You certainly have me thinking. I need to see what other bottoms/wet land type of work we have and how it is laid out. I'm going to talk to one of the guys that typically only buys bottoms ground in say 40 acre tracts, but this stuff is select cut and basically sparse large pin oaks 18" and up to say 30"+.
It would seem to me (ignorant of this stuff) that it would be a pain to keep hauling that cable around over and over each 40-60 feet in a wheel spoke pattern or moving over each time from say right to left or whatever.
I was thinking of combining wheeled skidders with one long mainline through say the middle of the job. Because it isn't the few trips here and there that kill the mudd or sink the skidders, its the repeated trips down the same trail over and over again. I could possibly grapple skid the logs over to the cable line and then haul it up/across to the landing with the yarder.
I'm not sure of the efficiency of this thought, but getting stuck or not working due to, too wet of weather isn't making money either. There are 5 jobs that are currently under about 2-8" of water and ice, with waders and a cable yarder we could be pulling wood ..... possibly.
I'm certainly going to mull this over in my head.
How would it work if the ground had little to no hills on it ............... basically flat. How would I get the "carriage" out to the logs/choke setter if it is flat? and no gravity to help?
Later,
Sam
You'd be OK in a clearcut. You could do what used to be done here on flat ground, run a high lead setup. You wouldn't need a carriage, just butt rigging, which was what they were doing on Axmen last week.
You'd save money as you would only need a two drum machine. One for the outhaul and one for the inhaul, or haulback. The haulback runs the line back into the unit, then the mainline drum spools it back in.
The length of the skid depends on the capacity of your yarder. How much weight can it handle and then continue to get a decent payload to the landing? How much room for line is on the drum?
A guy here got a fixer upper for $5000. It broke down a lot, but not as much as his ancient machine, and took a while to figure out how to run it. He had a lot of experience with equipment too.
A former skidder logger managed to figure out how to run a yarder and carriage on his own. He made the usual mistakes, forgetting to set the brake so the mainline unspooled and made a snarl, not guying up his tail tree...
To run a flyer, shotgun, gravity system you need hills. The steeper the better.
I don't think that would work there.
You could do a thinning, but you'd need a three drum machine and a carriage.
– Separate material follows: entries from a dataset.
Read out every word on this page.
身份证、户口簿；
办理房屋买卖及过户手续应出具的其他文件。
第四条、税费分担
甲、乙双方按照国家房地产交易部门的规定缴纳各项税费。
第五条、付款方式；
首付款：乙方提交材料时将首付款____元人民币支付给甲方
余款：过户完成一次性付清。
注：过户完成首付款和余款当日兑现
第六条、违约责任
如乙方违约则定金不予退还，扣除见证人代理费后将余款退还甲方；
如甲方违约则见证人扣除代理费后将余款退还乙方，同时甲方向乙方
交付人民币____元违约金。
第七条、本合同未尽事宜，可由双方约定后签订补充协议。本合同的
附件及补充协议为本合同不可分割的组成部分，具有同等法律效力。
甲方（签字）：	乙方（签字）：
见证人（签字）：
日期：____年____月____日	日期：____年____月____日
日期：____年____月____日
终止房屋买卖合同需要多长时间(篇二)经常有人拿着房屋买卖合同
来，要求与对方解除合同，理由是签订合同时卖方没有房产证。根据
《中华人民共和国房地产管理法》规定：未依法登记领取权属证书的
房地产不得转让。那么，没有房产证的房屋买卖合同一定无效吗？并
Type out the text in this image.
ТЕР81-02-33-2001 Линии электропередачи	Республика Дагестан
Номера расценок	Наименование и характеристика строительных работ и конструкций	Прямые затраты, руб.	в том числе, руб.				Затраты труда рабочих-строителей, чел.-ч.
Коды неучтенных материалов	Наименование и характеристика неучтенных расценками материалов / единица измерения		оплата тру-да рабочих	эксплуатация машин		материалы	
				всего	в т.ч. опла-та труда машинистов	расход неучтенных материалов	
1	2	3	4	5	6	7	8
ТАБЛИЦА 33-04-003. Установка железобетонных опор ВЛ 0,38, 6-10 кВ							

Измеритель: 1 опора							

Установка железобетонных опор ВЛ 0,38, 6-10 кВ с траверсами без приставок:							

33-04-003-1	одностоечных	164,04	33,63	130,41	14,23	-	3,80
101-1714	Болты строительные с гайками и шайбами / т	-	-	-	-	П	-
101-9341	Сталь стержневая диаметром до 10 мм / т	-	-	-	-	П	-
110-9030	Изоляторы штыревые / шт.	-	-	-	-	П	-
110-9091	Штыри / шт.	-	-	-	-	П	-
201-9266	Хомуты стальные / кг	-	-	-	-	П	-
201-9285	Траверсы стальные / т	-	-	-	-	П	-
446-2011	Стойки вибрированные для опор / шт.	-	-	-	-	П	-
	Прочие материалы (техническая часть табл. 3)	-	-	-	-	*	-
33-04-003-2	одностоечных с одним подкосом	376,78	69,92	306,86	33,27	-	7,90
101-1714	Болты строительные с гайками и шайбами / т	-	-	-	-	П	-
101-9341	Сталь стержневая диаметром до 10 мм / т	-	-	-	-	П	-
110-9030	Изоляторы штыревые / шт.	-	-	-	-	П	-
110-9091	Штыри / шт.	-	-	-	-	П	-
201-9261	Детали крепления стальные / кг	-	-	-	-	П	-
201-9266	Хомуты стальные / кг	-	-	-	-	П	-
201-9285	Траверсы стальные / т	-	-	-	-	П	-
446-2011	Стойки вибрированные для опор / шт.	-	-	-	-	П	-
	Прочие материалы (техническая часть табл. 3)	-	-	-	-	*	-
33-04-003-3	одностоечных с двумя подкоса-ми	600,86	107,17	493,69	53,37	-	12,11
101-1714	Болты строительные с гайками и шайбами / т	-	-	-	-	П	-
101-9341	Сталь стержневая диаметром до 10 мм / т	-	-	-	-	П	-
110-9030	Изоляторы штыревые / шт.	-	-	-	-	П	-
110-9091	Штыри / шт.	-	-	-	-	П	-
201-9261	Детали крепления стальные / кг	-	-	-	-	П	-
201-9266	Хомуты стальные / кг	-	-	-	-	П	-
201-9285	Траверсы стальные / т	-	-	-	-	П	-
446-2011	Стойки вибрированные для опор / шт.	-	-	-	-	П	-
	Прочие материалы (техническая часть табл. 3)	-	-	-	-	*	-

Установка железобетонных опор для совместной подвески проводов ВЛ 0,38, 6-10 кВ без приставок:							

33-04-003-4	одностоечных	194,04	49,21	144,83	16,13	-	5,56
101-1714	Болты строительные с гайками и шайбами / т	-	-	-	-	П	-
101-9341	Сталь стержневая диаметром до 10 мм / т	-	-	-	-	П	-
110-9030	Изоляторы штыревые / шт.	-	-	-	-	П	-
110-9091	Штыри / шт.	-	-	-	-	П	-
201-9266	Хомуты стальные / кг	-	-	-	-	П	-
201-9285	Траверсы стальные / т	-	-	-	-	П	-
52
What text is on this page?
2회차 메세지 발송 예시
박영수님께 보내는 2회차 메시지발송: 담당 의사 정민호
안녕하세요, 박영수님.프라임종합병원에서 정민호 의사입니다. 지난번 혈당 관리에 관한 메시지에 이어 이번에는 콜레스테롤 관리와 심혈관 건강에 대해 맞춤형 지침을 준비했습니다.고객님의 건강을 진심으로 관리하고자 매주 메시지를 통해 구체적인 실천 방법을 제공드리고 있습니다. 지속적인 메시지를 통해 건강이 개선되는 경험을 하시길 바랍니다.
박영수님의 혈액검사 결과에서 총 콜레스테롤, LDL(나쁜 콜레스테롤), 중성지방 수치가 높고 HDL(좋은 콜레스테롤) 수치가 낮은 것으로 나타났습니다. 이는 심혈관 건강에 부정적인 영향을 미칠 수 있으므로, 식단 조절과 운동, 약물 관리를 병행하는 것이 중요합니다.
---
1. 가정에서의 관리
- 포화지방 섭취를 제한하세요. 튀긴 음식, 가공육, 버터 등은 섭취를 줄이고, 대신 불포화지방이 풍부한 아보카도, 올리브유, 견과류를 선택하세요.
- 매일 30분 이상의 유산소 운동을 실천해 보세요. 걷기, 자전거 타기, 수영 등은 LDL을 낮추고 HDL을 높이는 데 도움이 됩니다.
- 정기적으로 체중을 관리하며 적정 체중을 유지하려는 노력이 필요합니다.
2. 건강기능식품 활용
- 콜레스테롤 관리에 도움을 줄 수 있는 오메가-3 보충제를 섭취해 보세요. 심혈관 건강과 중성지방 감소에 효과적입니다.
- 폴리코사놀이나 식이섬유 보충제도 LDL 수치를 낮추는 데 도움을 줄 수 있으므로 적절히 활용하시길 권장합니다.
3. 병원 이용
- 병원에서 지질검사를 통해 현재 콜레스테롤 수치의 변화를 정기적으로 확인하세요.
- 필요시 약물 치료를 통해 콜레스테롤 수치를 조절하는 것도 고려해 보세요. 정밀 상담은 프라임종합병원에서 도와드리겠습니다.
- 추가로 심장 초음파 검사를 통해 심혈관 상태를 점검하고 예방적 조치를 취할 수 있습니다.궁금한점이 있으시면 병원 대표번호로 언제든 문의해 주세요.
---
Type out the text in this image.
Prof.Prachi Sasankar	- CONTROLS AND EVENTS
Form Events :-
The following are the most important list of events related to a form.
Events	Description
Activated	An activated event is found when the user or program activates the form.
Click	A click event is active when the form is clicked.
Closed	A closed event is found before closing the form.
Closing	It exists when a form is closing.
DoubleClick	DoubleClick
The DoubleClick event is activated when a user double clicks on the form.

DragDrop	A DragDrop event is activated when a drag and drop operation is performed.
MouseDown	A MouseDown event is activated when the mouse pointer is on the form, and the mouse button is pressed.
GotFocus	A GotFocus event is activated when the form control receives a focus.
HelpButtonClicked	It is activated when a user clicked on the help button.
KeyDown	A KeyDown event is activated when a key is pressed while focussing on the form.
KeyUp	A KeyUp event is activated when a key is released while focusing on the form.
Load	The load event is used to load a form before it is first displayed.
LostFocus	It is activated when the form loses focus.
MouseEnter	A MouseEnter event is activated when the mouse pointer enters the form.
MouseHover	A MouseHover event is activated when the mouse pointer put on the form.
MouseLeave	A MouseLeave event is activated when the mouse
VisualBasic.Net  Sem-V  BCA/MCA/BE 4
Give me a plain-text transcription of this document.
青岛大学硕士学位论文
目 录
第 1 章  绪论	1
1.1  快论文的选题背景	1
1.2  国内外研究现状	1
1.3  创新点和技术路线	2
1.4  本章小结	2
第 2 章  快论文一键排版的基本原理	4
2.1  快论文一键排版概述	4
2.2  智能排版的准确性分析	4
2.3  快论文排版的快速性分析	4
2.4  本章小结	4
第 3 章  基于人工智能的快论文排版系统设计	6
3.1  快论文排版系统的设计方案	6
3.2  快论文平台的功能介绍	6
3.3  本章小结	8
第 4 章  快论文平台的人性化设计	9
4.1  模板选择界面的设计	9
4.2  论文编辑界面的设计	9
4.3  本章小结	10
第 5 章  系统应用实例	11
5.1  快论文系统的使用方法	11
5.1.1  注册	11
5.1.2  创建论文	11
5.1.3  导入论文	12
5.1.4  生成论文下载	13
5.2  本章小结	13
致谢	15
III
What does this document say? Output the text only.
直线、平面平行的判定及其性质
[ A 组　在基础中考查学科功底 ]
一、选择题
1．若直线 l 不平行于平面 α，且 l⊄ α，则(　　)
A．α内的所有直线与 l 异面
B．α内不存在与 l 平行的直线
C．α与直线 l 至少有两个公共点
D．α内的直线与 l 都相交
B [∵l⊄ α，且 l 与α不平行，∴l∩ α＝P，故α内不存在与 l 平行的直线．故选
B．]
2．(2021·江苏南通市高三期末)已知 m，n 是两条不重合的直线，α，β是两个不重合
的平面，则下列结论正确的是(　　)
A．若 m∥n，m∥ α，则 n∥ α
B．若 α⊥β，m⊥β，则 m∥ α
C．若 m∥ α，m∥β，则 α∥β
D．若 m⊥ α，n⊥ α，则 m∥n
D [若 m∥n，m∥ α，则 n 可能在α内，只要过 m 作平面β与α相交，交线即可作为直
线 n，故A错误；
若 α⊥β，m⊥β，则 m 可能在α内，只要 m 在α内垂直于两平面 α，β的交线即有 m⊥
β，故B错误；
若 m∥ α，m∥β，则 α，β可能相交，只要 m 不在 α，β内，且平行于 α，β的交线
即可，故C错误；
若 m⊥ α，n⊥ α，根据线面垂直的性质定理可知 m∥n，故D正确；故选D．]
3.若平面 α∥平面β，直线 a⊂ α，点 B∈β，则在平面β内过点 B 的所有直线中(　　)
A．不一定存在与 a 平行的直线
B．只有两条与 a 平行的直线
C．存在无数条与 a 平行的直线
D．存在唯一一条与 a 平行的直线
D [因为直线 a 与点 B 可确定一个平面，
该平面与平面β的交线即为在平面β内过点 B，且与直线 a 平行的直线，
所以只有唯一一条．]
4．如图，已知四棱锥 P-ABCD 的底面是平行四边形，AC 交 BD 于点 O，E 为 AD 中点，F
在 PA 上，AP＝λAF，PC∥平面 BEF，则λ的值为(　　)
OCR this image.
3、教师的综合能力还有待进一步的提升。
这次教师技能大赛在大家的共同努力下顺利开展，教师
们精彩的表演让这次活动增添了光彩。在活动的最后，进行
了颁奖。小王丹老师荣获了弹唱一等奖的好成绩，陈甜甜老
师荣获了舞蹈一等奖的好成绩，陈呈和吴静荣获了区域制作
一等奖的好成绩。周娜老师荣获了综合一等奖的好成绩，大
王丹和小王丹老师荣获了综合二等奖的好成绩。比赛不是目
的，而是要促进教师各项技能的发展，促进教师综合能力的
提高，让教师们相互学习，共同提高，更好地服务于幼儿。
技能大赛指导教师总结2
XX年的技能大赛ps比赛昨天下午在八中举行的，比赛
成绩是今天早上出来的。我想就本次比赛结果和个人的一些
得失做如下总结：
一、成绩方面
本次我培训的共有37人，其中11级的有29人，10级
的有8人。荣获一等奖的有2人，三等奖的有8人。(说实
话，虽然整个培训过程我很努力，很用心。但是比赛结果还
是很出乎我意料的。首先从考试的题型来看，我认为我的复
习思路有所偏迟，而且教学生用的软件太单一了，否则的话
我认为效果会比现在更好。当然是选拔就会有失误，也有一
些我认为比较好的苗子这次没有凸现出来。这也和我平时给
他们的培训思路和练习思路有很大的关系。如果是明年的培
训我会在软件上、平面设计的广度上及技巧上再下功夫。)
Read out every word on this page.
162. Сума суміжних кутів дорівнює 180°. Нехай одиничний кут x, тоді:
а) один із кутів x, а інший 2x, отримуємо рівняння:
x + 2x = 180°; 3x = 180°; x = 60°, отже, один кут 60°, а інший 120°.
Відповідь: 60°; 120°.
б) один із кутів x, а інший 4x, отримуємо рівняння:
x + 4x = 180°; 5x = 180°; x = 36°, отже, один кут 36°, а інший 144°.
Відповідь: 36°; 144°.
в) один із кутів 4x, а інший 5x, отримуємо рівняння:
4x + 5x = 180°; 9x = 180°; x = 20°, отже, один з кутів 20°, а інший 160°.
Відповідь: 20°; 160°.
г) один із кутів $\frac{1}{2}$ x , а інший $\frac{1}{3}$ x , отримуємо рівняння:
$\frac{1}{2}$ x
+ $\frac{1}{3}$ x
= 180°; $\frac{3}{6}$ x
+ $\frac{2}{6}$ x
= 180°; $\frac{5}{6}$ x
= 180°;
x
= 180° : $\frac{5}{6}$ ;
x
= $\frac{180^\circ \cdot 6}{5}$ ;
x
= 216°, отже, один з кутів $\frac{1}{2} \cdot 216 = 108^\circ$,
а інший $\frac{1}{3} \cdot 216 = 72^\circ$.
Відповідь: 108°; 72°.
You'd have to have a haulback, the mainline and the skyline. You'd have to have a motorized carriage and they are very spendy. They will work with a haulback.
To do a thinning, you need to cut out the skyline corridors unless you have wide spacing. Here, the logger lays out a straight line and a pathway, ranging anywhere from 8 to 12 feet wide is cut on that line. Straight is mandatory. The skyline won't bend for a curve. You can lay out a wagonwheel pattern, using one landing. This is efficient but it will make a mini-clearcut where the corridors come together at the landing. You can just go straight and hop down the road every 300 feet or so. This looks better but you have to find new guyline stumps for each landing, unless you have a Yoader. Yoaders are designed to not need guylines.
The carriage goes down or up the skyline and is stopped where it is needed. The choker setter pulls out the line, which a motorized carriage will pull from they yarder, and hooks on the turn.
That's another thing. Signals. I've seen guys work without Talkie Tooters and it is scary. Saw the chokersetter jump way up in the air when the guy on the yarder misread his hand signals and started bringing in the turn too soon.
Talkie Tooters, or bugs, are the radio gizmos that make the whistle go. Like TOOT for stop, and TOOT TOOT TOOT for full speed ahead, etc. That is a language in itself.
Koller makes a small yarder that fits on a truck or back of a tractor. It is a good one for a small outfit, because the yarder controls are operated on the ground so you don't have to climb up and down if you plan to run the yarder and unhook the chokers.
That's just part of it. There's lots of rigging styles, depending on what you need to do or have to work with. I don't know the mechanics of rigging the blocks.
That's the other thing, you need to know what species of tree is the best to use for guylines and tail trees. Will you need to top the tail tree? Also, what are the safety requirements in your state? That's enough from me. I'll find the link for yarder pictures.